Il serait prématuré de présenter la validation de cette première refonte comme l’acte fondateur d’une filière déjà constituée. Constellium Issoire et ses partenaires sont prudents sur ce point : l’étape industrielle — la fameuse coulée de cinq tonnes — reste à franchir, et les défis de structuration de la chaîne amont sont réels.

Mais la portée de ce qui vient d’être accompli ne doit pas être sous-estimée non plus. Pour la première fois, la preuve a été faite en conditions réelles qu’un avion en fin de vie peut devenir une source de matière première aéronautique — pas une simple matière déclassée. C’est un changement de paradigme pour l’ensemble de la filière.

Il y a dans cette histoire bien plus qu’un beau succès industriel local.
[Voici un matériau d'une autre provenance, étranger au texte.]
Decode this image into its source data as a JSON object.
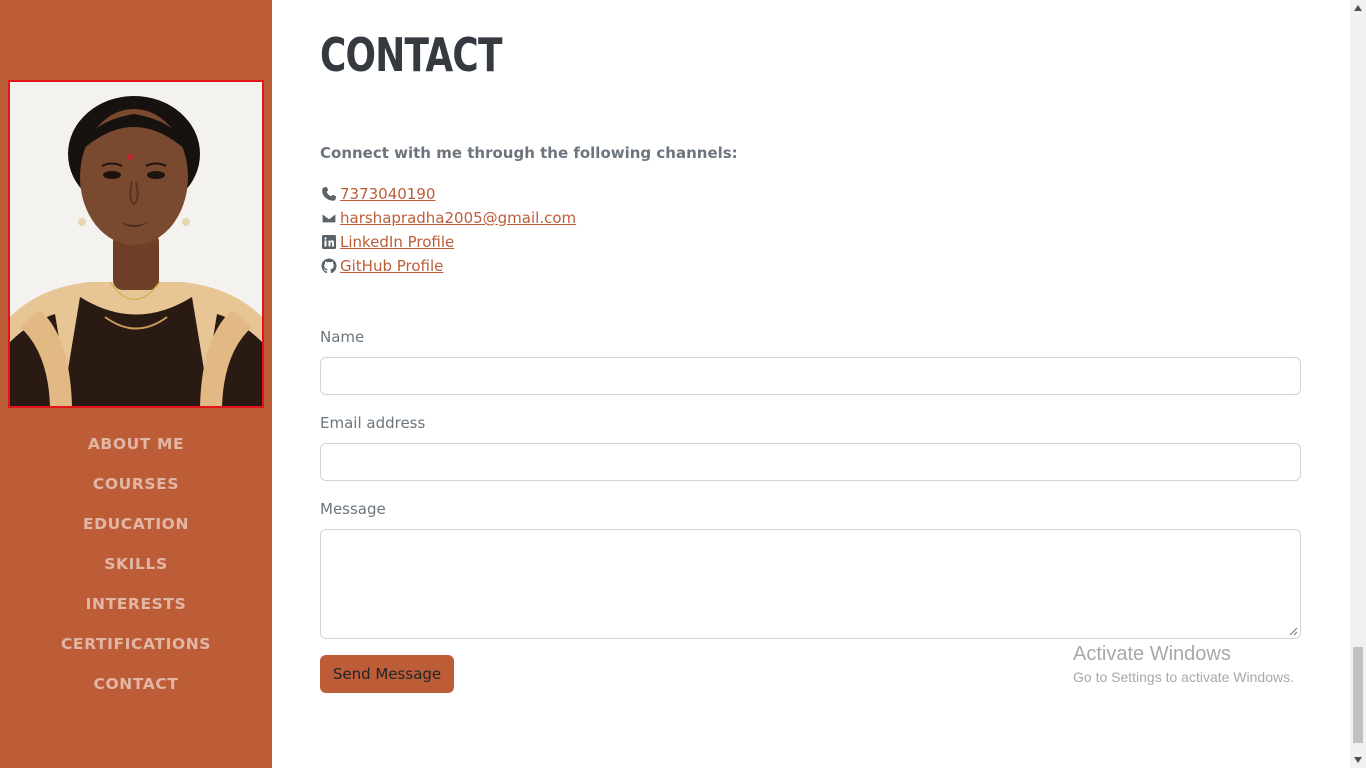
{
  "sidebar": {
    "photo_alt": "profile photo",
    "nav": [
      {
        "label": "ABOUT ME"
      },
      {
        "label": "COURSES"
      },
      {
        "label": "EDUCATION"
      },
      {
        "label": "SKILLS"
      },
      {
        "label": "INTERESTS"
      },
      {
        "label": "CERTIFICATIONS"
      },
      {
        "label": "CONTACT"
      }
    ]
  },
  "contact": {
    "title": "CONTACT",
    "intro": "Connect with me through the following channels:",
    "channels": [
      {
        "icon": "phone-icon",
        "text": "7373040190"
      },
      {
        "icon": "envelope-icon",
        "text": "harshapradha2005@gmail.com"
      },
      {
        "icon": "linkedin-icon",
        "text": "LinkedIn Profile"
      },
      {
        "icon": "github-icon",
        "text": "GitHub Profile"
      }
    ],
    "form": {
      "name_label": "Name",
      "name_value": "",
      "email_label": "Email address",
      "email_value": "",
      "message_label": "Message",
      "message_value": "",
      "submit_label": "Send Message"
    }
  },
  "watermark": {
    "title": "Activate Windows",
    "subtitle": "Go to Settings to activate Windows."
  },
  "colors": {
    "sidebar_bg": "#bd5d38",
    "accent": "#bd5d38",
    "heading": "#343a40",
    "muted_text": "#6c757d"
  }
}
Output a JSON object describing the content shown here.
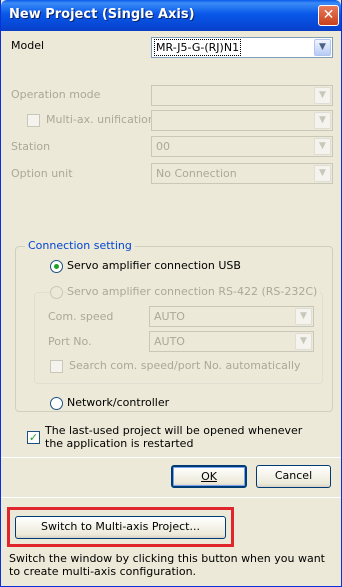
{
  "window": {
    "title": "New Project (Single Axis)",
    "close_label": "✕"
  },
  "model": {
    "label": "Model",
    "value": "MR-J5-G-(RJ)N1"
  },
  "operation_mode": {
    "label": "Operation mode",
    "value": ""
  },
  "multi_axis": {
    "label": "Multi-ax. unification",
    "value": ""
  },
  "station": {
    "label": "Station",
    "value": "00"
  },
  "option_unit": {
    "label": "Option unit",
    "value": "No Connection"
  },
  "connection": {
    "legend": "Connection setting",
    "usb_label": "Servo amplifier connection USB",
    "rs422_label": "Servo amplifier connection RS-422 (RS-232C)",
    "com_speed_label": "Com. speed",
    "com_speed_value": "AUTO",
    "port_label": "Port No.",
    "port_value": "AUTO",
    "search_label": "Search com. speed/port No. automatically",
    "network_label": "Network/controller"
  },
  "last_used": {
    "line1": "The last-used project will be opened whenever",
    "line2": "the application is restarted",
    "checked": true
  },
  "buttons": {
    "ok": "OK",
    "cancel": "Cancel",
    "switch": "Switch to Multi-axis Project..."
  },
  "description": {
    "line1": "Switch the window by clicking this button when you want",
    "line2": "to create multi-axis configuration."
  },
  "colors": {
    "highlight": "#e0262c",
    "titlebar": "#0958e9"
  }
}
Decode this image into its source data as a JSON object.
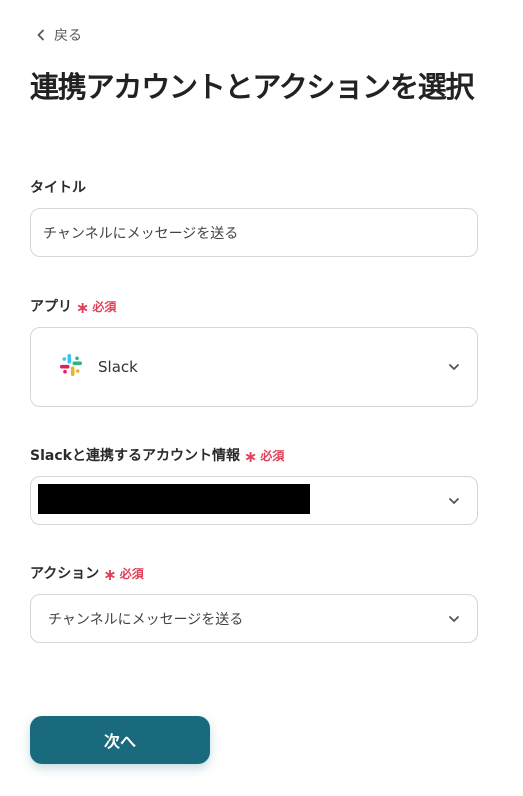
{
  "nav": {
    "back_label": "戻る"
  },
  "page": {
    "title": "連携アカウントとアクションを選択"
  },
  "form": {
    "title_field": {
      "label": "タイトル",
      "value": "チャンネルにメッセージを送る"
    },
    "app_field": {
      "label": "アプリ",
      "required_label": "必須",
      "selected": "Slack",
      "icon": "slack-logo"
    },
    "account_field": {
      "label": "Slackと連携するアカウント情報",
      "required_label": "必須",
      "selected_redacted": true
    },
    "action_field": {
      "label": "アクション",
      "required_label": "必須",
      "selected": "チャンネルにメッセージを送る"
    }
  },
  "actions": {
    "next_label": "次へ"
  },
  "colors": {
    "primary_button": "#1a6a7e",
    "required": "#e0405a",
    "border": "#d3d6da"
  }
}
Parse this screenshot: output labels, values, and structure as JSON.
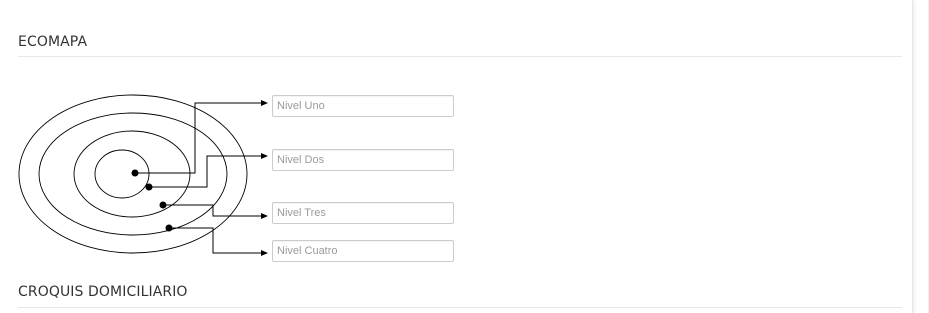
{
  "sections": {
    "ecomapa_title": "ECOMAPA",
    "croquis_title": "CROQUIS DOMICILIARIO"
  },
  "levels": [
    {
      "placeholder": "Nivel Uno"
    },
    {
      "placeholder": "Nivel Dos"
    },
    {
      "placeholder": "Nivel Tres"
    },
    {
      "placeholder": "Nivel Cuatro"
    }
  ],
  "colors": {
    "text": "#333333",
    "rule": "#e8e8e8",
    "input_border": "#cccccc",
    "diagram_line": "#000000"
  }
}
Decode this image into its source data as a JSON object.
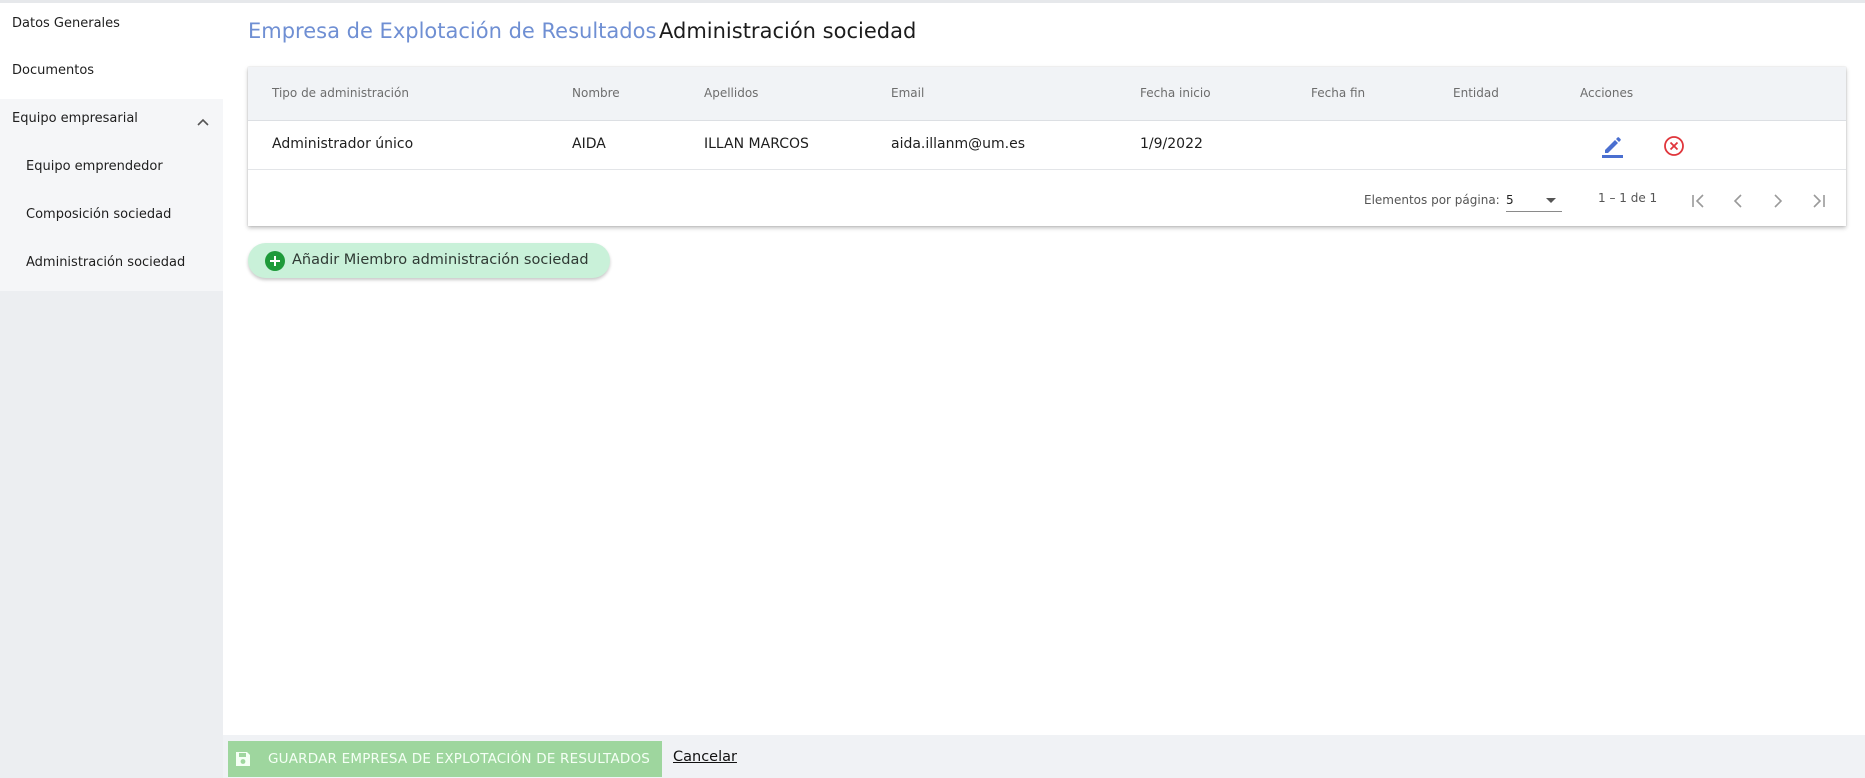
{
  "sidebar": {
    "items": [
      {
        "label": "Datos Generales"
      },
      {
        "label": "Documentos"
      },
      {
        "label": "Equipo empresarial"
      },
      {
        "label": "Equipo emprendedor"
      },
      {
        "label": "Composición sociedad"
      },
      {
        "label": "Administración sociedad"
      }
    ]
  },
  "header": {
    "title_main": "Empresa de Explotación de Resultados",
    "title_section": "Administración sociedad"
  },
  "table": {
    "columns": [
      "Tipo de administración",
      "Nombre",
      "Apellidos",
      "Email",
      "Fecha inicio",
      "Fecha fin",
      "Entidad",
      "Acciones"
    ],
    "rows": [
      {
        "tipo": "Administrador único",
        "nombre": "AIDA",
        "apellidos": "ILLAN MARCOS",
        "email": "aida.illanm@um.es",
        "fecha_inicio": "1/9/2022",
        "fecha_fin": "",
        "entidad": ""
      }
    ]
  },
  "paginator": {
    "items_per_page_label": "Elementos por página:",
    "items_per_page_value": "5",
    "range_label": "1 – 1 de 1"
  },
  "add_button": {
    "label": "Añadir Miembro administración sociedad"
  },
  "footer": {
    "save_label": "GUARDAR EMPRESA DE EXPLOTACIÓN DE RESULTADOS",
    "cancel_label": "Cancelar"
  },
  "colors": {
    "title_accent": "#6f8fd3",
    "edit_icon": "#4a6fd0",
    "delete_icon": "#e0353b",
    "add_button_bg": "#c9f1d9",
    "add_icon": "#1e9a3a",
    "save_button_bg": "#9ed69e"
  },
  "icons": [
    "chevron-up-icon",
    "edit-icon",
    "delete-icon",
    "first-page-icon",
    "prev-page-icon",
    "next-page-icon",
    "last-page-icon",
    "add-icon",
    "save-icon"
  ]
}
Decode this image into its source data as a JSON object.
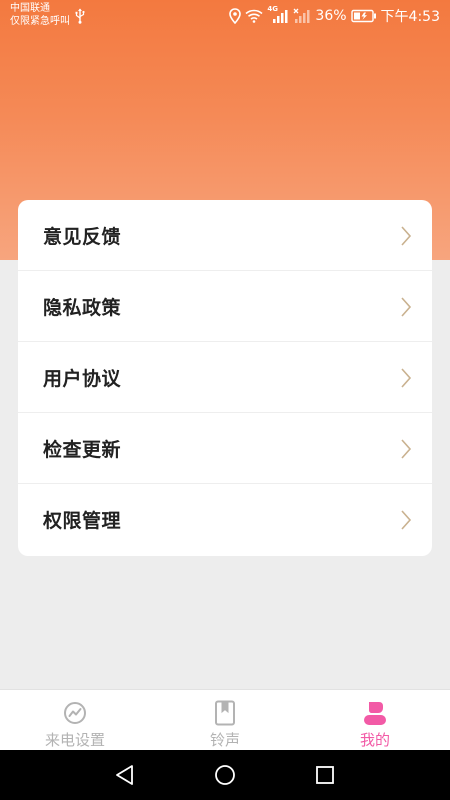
{
  "status_bar": {
    "carrier_line1": "中国联通",
    "carrier_line2": "仅限紧急呼叫",
    "network_label": "4G",
    "battery_percent": "36%",
    "time": "下午4:53"
  },
  "menu": {
    "items": [
      {
        "label": "意见反馈"
      },
      {
        "label": "隐私政策"
      },
      {
        "label": "用户协议"
      },
      {
        "label": "检查更新"
      },
      {
        "label": "权限管理"
      }
    ]
  },
  "tab_bar": {
    "tabs": [
      {
        "label": "来电设置",
        "icon": "trend-circle-icon",
        "active": false
      },
      {
        "label": "铃声",
        "icon": "book-icon",
        "active": false
      },
      {
        "label": "我的",
        "icon": "user-icon",
        "active": true
      }
    ]
  },
  "colors": {
    "header_gradient_top": "#f3793f",
    "header_gradient_bottom": "#f7a57e",
    "active_tab": "#f25aa6",
    "inactive_tab": "#b3b3b3",
    "chevron": "#c9b18f"
  },
  "nav_bar": {
    "buttons": [
      "back-icon",
      "home-icon",
      "recents-icon"
    ]
  }
}
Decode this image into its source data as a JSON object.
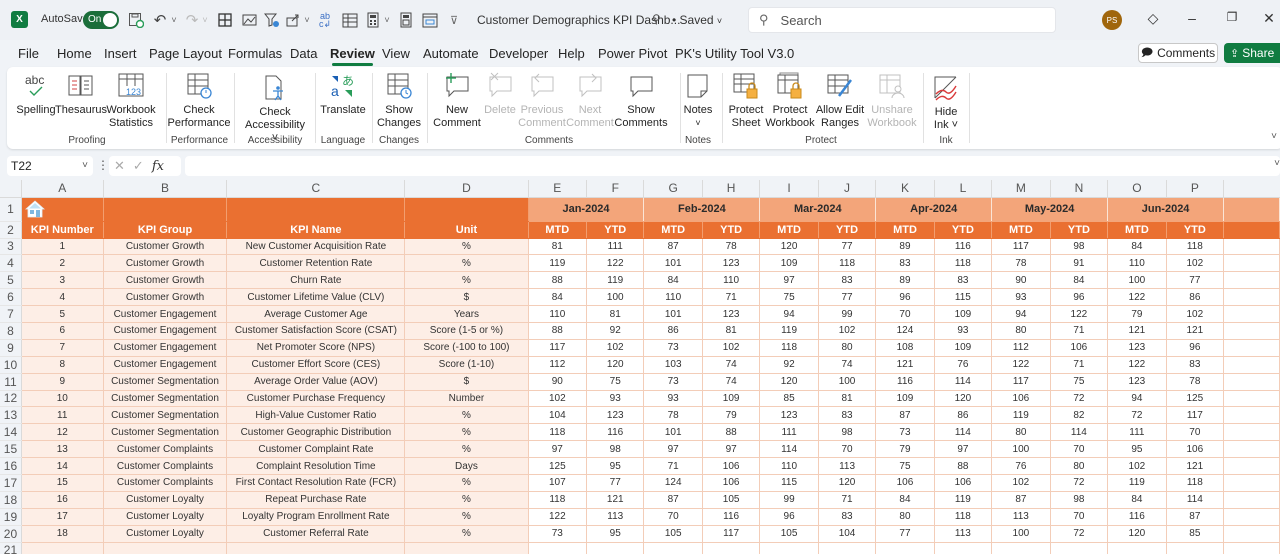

Il y a le signe qu’Issoire, et plus largement le Puy-de-Dôme, sont en train de se positionner sur l’une des frontières les plus prometteuses de l’économie industrielle des prochaines décennies : celle qui relie la fin de vie des produits à la naissance de nouveaux cycles de production.

Une économie circulaire de haute précision, à plusieurs milliers de mètres d’altitude.